だが、すぐにエリオスから、近衛隊長に視線を移した。
「ゼノ。」
「はい。」
「グリフ=メイヤードとアシュリオ=ベルウォールを呼べ。」
今後の動きについて、指示を出さなければならない相手だ。
は、と鋭く応じた近衛隊長の声を聞きながら、立ち上がったエリオスは王に向き直る。
「畏れながら、陛下。
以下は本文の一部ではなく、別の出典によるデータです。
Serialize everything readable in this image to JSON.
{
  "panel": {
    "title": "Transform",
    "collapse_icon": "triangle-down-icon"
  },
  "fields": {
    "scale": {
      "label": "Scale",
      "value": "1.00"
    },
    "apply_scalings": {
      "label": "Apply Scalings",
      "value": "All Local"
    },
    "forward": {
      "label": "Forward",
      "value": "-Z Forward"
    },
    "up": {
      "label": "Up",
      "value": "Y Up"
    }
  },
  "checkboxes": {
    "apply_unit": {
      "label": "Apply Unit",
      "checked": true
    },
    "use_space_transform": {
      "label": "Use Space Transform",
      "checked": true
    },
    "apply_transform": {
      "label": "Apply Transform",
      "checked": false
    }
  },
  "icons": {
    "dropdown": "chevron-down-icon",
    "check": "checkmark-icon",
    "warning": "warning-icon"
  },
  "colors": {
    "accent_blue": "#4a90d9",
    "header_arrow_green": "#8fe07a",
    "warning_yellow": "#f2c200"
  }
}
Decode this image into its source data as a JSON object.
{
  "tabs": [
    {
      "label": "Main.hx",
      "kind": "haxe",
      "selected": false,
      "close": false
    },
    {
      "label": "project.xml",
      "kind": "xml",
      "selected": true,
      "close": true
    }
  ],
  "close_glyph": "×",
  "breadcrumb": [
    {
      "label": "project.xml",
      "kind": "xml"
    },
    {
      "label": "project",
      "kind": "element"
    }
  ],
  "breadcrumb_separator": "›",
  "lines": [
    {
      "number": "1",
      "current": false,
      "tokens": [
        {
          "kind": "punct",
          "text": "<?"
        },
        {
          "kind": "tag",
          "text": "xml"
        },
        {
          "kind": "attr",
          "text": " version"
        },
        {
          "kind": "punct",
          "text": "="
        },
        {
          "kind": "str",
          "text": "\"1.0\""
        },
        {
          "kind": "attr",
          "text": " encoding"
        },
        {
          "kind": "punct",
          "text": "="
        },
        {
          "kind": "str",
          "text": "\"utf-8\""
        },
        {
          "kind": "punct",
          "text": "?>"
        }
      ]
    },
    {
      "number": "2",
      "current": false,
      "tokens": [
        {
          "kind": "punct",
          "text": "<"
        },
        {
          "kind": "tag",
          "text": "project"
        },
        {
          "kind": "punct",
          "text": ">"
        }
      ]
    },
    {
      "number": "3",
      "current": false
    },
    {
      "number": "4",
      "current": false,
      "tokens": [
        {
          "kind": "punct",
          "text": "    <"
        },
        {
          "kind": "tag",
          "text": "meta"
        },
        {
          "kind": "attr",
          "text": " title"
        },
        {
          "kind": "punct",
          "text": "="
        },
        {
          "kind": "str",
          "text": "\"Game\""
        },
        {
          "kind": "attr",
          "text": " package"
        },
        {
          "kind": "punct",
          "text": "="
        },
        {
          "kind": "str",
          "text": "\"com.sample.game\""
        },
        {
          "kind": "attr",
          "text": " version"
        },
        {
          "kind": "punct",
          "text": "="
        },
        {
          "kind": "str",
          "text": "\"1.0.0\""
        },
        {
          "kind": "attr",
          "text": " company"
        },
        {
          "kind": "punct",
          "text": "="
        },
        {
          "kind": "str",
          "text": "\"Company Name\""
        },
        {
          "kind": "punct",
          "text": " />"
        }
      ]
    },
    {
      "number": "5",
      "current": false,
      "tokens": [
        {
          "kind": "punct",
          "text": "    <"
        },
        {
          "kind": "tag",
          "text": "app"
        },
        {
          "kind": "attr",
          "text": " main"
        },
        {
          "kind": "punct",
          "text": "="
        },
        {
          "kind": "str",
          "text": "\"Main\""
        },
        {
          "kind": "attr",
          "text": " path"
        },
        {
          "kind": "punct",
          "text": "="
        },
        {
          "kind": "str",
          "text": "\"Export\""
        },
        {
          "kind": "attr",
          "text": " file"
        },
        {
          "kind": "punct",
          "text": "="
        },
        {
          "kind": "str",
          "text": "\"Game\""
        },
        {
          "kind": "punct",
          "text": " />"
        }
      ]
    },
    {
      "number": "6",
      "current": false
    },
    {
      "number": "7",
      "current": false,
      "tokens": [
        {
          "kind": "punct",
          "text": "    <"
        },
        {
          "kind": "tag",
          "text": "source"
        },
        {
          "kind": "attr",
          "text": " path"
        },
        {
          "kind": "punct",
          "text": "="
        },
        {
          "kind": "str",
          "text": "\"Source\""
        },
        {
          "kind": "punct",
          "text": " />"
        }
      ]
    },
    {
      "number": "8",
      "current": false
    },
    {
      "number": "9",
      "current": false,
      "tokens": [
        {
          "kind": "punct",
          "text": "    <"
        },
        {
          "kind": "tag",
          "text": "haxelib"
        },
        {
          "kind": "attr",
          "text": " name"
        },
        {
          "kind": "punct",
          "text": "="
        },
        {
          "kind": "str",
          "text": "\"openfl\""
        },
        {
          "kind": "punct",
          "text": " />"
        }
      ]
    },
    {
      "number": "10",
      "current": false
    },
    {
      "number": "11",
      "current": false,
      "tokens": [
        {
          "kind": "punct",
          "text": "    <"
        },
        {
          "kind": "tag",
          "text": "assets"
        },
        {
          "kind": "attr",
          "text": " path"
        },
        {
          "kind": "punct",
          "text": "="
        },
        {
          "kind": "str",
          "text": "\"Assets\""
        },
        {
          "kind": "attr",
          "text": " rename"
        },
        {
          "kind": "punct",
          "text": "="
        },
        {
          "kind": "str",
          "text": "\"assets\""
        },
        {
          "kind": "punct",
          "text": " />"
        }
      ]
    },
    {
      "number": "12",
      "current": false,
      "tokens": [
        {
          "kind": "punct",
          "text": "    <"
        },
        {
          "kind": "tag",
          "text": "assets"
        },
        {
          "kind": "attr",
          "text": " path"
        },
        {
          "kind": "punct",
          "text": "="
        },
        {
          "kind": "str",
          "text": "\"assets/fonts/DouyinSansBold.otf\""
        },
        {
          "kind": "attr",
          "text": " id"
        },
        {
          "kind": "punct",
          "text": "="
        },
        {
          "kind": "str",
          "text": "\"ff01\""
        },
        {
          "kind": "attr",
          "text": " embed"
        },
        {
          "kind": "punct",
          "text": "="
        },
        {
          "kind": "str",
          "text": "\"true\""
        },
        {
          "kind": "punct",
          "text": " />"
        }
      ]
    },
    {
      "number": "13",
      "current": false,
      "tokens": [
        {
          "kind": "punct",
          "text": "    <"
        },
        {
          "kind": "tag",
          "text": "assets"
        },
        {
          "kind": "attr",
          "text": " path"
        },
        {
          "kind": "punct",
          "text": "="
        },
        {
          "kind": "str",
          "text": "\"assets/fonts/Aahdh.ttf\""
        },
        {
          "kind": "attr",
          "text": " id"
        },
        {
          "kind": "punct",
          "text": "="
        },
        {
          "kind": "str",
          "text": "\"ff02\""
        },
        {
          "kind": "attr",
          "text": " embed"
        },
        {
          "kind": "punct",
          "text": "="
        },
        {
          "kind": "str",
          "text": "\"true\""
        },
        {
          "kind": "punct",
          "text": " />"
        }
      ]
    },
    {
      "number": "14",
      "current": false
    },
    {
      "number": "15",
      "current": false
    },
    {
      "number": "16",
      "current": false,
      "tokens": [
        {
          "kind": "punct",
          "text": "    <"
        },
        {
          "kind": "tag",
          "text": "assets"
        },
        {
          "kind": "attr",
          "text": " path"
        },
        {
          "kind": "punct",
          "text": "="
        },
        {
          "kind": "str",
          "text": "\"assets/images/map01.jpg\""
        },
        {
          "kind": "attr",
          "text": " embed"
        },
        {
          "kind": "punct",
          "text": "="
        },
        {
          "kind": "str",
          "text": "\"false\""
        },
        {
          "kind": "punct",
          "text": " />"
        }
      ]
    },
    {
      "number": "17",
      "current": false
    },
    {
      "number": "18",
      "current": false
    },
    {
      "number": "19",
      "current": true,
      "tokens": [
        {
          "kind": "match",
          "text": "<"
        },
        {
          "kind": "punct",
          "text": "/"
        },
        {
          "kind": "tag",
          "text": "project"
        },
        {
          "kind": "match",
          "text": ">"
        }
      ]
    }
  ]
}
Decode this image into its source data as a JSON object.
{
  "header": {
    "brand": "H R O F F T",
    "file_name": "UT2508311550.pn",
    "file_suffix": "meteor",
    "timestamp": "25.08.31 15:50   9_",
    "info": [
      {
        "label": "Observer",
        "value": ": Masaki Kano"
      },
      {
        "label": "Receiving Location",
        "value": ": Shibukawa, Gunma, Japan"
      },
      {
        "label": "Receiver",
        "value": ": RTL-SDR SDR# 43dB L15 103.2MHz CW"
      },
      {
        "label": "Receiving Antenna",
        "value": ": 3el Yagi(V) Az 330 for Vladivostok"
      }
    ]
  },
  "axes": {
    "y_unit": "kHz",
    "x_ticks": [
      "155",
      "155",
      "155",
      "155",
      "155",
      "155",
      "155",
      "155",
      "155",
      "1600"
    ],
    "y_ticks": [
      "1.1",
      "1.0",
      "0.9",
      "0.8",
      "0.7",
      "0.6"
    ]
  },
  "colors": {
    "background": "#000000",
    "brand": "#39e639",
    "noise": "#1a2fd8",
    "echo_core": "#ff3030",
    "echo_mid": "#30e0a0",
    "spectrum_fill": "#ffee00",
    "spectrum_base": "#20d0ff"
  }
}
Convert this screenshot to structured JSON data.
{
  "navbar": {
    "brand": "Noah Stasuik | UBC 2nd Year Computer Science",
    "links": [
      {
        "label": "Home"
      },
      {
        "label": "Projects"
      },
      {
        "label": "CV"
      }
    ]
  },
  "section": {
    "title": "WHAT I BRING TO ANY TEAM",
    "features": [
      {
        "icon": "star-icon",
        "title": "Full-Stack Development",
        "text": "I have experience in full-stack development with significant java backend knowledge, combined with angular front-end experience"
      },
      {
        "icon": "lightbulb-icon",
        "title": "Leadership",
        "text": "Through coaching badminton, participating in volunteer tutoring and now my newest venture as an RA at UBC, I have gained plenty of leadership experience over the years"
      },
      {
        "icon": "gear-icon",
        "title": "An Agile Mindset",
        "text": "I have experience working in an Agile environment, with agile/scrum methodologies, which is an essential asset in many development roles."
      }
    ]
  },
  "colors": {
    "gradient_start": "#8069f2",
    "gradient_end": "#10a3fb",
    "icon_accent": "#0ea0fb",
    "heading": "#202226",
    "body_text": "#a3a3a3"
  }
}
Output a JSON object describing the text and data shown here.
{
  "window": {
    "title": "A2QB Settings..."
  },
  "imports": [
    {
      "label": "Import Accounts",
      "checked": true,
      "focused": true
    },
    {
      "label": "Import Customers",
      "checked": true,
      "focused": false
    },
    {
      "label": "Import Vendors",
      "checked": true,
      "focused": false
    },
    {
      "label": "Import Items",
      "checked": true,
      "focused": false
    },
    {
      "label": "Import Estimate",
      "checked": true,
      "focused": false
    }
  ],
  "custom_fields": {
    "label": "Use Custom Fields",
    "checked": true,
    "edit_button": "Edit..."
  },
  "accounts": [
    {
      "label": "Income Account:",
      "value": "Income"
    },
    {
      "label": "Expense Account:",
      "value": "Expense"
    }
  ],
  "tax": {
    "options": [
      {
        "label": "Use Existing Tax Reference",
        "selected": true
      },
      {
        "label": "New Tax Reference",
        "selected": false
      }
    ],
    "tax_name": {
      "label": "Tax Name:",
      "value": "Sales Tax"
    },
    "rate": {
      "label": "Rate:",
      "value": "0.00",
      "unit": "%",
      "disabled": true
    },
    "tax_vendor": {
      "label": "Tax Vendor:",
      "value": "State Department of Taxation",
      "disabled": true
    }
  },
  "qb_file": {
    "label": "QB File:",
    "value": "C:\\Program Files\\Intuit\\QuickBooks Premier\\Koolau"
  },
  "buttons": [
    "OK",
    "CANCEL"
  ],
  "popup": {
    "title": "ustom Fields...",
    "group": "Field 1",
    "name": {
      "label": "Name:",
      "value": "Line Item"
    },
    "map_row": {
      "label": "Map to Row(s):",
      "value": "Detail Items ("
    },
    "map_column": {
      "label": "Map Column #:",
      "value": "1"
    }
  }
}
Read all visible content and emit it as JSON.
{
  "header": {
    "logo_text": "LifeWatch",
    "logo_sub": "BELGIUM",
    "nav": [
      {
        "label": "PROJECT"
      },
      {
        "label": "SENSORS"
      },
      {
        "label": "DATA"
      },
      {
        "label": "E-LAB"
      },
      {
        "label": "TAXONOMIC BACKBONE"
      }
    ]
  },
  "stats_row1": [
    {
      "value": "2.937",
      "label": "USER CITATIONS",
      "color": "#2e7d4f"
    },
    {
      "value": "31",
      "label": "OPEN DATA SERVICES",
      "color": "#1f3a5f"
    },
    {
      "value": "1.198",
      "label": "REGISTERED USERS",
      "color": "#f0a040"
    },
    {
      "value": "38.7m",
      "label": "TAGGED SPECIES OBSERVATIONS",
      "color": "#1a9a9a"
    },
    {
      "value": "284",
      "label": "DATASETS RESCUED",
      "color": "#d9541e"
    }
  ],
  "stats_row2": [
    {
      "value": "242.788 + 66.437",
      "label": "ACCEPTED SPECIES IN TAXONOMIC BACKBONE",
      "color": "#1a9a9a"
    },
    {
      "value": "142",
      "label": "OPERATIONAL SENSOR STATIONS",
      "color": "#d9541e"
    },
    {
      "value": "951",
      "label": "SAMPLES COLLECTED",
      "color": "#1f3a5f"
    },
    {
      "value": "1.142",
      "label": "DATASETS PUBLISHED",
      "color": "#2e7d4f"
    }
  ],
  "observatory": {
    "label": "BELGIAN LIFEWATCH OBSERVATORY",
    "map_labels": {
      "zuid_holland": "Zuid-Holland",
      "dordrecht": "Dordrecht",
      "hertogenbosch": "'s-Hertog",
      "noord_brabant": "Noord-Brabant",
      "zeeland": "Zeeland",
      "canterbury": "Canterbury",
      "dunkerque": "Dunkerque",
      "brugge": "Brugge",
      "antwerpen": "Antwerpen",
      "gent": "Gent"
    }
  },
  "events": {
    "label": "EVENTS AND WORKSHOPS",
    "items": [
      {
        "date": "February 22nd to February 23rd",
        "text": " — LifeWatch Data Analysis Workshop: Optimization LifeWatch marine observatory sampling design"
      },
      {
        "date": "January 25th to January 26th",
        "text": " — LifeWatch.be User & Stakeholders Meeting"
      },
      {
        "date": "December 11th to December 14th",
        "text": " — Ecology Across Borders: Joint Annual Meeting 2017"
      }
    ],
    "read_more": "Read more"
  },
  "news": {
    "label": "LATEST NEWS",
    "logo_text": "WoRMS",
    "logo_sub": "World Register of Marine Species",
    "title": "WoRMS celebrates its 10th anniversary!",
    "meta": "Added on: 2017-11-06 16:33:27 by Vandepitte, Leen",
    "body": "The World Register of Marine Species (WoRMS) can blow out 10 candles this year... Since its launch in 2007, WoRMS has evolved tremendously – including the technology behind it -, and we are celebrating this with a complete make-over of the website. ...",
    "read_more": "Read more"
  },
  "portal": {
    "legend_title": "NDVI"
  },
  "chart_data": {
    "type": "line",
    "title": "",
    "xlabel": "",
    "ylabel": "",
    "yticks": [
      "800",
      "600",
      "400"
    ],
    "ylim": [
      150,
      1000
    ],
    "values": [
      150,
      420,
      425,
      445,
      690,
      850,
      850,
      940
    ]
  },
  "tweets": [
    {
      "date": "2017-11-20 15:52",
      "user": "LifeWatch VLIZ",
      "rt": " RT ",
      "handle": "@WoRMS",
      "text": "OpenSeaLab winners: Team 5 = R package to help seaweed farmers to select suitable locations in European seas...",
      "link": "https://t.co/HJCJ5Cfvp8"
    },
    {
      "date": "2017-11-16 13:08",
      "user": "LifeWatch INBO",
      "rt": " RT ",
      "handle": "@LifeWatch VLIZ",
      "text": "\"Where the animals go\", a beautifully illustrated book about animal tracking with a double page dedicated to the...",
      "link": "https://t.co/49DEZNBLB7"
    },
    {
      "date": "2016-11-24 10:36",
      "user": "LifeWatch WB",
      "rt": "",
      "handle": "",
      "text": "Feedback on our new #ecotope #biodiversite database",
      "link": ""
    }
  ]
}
」
「なんだ。」
「此度の襲撃、"女神"自身が手引きした可能性は皆無と言えますか。」
「ナイトロード殿!」
突然の台詞に、ゼノが鋭い声を上げる。
「なるほど。疑うのも無理はないか。」
落ち着いた様子のジオは、口元に弧を描いた。
「だが、その疑念は無用。彼女は、今回の件ではただの被害者だ。」
「なぜそう言い切れるのですか。待ち伏せされていたのは、事前に情報が漏れていたということです。外出すること、その経路と行先、そして警備体制。」
「エリオス。」
つ、と顎を上げた後で、ジオはかけていた椅子から立ち上がる。
「襲撃者たちが使ったのは、海路だ。」
「……?」
相手の表情に、困惑を見てとって、ジオは目を眇める。
「ここ数日の、強い東風。加えて、昨夜の嵐。アジャートなら、船で海路を使うのが最速の移動手段だろう。」
「船。」
確かにレイクの説明で、一部の者はさらに南へ動いたと言っていた。
南にあるのは海で、そこから移動したなら、船しかない。
吹いていた強い風は、嵐と共に去ったが、あれが『敵』も運んで行ったというのか。
「情報がもれた可能性は否定しないが、その出所は女神ではない。」
聞いて、エリオスは眉を寄せた。
「陛下は、どこまでご存じなのですか。」
「届く知らせは、ラグルゼからだけだとでも?」
声には、薄く笑いが混ざる。
「いえ……。」
「ナイトロード殿。彼女に対してのスパイ容疑は、初めからあったこと。警戒して尚、王宮騎士たちが見過ごしたとお考えならば、改めていただきたい。」
強い口調のゼノに、エリオスは目を伏せる。
「騎士を侮辱するつもりはありません。確認しておきたかっただけです。」
そこにノックの音が響く。扉を開けたゼノの向こうから、兵士の声が上がった。
「失礼します。フィルゼノン城より、伝令が入っております!」
ちらりとエリオスを見てから、ジオは手を軽く振った。
「……。」
エリオスは、姿勢を正して王に向き直る。
「本日は、模擬戦の観覧予定が入っておりますが。」
「開始時刻までには、視察業務に戻る。」
王からの返答に短く応じて、エリオスとゼノは頭を下げた。